Things are getting desperate down there:
Aircraft are being used to drop thousands of kilograms of carrots and sweet potato to hungry wildlife stranded amid the Australian bushfire crisis.
The New South Wales government commissioned the service titled ‘Operation Rock Wallaby’ which aims to feed the state’s colonies of brush-tailed rock wallabies and help the state’s population of marsupials survive.

They're burning through tons of cash in an effort to address a problem that they themselves have created.

Much as in California, the wildfires are a direct result of "feel-good" environmeddle policies, or as President Trump has correctly observed in the case of California's wildfires, "poor forest management".

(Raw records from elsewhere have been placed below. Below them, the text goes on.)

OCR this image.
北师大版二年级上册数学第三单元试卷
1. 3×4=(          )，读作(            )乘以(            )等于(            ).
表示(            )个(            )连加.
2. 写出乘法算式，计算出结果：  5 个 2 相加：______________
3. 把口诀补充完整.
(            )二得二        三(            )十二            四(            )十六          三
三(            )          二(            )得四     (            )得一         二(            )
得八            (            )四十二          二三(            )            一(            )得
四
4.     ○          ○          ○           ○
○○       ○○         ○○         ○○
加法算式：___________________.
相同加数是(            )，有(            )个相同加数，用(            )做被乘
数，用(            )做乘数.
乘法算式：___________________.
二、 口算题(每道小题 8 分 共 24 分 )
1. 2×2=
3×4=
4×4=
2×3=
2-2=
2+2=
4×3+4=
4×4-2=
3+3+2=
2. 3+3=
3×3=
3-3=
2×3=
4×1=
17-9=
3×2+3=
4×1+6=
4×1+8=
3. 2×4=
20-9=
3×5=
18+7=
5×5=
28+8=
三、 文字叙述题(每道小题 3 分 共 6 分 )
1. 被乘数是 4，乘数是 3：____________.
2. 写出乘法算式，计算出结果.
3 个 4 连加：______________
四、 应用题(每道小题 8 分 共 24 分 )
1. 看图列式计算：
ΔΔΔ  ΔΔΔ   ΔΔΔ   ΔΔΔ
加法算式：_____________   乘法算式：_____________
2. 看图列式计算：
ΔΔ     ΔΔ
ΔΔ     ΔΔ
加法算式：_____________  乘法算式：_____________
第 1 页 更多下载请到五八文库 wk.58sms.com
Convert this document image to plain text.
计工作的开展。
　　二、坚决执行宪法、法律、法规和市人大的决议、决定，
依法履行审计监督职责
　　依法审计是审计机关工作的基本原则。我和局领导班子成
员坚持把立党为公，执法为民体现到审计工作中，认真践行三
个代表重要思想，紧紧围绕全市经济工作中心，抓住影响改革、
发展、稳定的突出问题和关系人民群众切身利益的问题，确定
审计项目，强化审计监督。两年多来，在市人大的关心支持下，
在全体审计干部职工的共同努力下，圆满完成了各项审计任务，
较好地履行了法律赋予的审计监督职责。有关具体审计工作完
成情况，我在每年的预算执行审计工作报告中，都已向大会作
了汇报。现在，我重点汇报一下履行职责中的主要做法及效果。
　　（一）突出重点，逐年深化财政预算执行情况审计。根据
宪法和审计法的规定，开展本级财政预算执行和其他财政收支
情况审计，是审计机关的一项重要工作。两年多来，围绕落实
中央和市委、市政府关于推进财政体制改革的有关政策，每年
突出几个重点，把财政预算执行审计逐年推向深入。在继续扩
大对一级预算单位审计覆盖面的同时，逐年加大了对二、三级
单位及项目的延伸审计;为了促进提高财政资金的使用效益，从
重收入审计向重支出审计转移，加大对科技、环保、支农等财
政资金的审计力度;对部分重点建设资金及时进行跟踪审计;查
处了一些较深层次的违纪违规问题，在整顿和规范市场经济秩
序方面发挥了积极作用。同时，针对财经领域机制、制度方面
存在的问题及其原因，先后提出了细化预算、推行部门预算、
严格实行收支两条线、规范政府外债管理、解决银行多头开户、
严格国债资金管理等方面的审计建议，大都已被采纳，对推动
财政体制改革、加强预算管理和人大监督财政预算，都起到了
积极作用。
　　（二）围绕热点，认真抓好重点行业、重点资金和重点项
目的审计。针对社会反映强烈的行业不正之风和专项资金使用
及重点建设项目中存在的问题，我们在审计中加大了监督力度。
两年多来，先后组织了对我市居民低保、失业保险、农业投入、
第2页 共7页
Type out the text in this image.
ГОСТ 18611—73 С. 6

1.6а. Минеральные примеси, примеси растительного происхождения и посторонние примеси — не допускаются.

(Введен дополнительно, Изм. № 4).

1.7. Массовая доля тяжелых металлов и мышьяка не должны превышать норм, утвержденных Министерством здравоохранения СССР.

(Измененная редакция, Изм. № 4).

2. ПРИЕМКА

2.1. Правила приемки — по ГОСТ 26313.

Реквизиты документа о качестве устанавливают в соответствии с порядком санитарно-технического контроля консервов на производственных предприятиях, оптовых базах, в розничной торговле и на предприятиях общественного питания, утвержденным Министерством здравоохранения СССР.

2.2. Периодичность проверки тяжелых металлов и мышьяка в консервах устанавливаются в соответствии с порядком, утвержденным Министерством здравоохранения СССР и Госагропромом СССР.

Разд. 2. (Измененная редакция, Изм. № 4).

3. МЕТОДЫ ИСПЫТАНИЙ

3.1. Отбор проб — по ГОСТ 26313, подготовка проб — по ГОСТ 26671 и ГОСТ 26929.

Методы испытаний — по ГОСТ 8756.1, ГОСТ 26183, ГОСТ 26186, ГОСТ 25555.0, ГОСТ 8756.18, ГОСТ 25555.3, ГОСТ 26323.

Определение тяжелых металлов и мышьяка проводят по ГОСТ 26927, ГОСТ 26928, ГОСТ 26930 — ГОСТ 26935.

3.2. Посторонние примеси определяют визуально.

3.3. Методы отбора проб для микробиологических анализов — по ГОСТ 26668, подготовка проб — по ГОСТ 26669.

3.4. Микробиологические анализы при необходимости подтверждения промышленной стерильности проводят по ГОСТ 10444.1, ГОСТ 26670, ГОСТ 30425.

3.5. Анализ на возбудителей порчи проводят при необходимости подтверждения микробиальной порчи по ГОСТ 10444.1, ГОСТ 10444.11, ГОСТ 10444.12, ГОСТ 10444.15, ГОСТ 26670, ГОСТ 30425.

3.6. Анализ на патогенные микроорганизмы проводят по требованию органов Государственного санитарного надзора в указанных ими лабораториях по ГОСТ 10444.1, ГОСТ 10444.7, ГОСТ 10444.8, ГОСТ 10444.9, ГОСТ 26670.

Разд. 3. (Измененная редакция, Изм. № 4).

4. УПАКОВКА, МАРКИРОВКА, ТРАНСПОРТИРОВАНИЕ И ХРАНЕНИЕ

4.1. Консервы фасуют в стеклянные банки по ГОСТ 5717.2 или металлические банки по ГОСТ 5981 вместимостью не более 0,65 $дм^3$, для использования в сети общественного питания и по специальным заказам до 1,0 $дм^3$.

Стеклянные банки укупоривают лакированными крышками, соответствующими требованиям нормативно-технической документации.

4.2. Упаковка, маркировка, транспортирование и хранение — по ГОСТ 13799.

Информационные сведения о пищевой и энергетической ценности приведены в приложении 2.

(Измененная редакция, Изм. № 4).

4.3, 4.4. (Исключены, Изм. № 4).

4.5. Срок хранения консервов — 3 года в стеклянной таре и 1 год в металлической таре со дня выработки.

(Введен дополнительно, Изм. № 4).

The Australian state of New South Wales, where both Sydney and Canberra are located, declared a state of emergency this week, as worsening weather conditions could lead to even greater fire danger. But a 50,000-year-old solution could exist: Aboriginal burning practices.
Aboriginal people had a deep knowledge of the land, said historian Bill Gammage, an emeritus professor at Australian National University who studies Australian and Aboriginal history. They can feel the grass and know if it would burn well; they knew what types of fires to burn for what types of land, how long to burn, and how frequently.
"Even though people can see the Aborigines doing the fire control, and could see the benefits, they couldn't copy it," he said.
Now, the juxtaposition is clear.
"Where the Aboriginal people are in charge, they're not having big fires," Gammage said. "In the south, where white people are in charge, we are having the problems."
We have the same problem in the American West: a failure to learn effective forest management from the natives who successfully practiced it for centuries.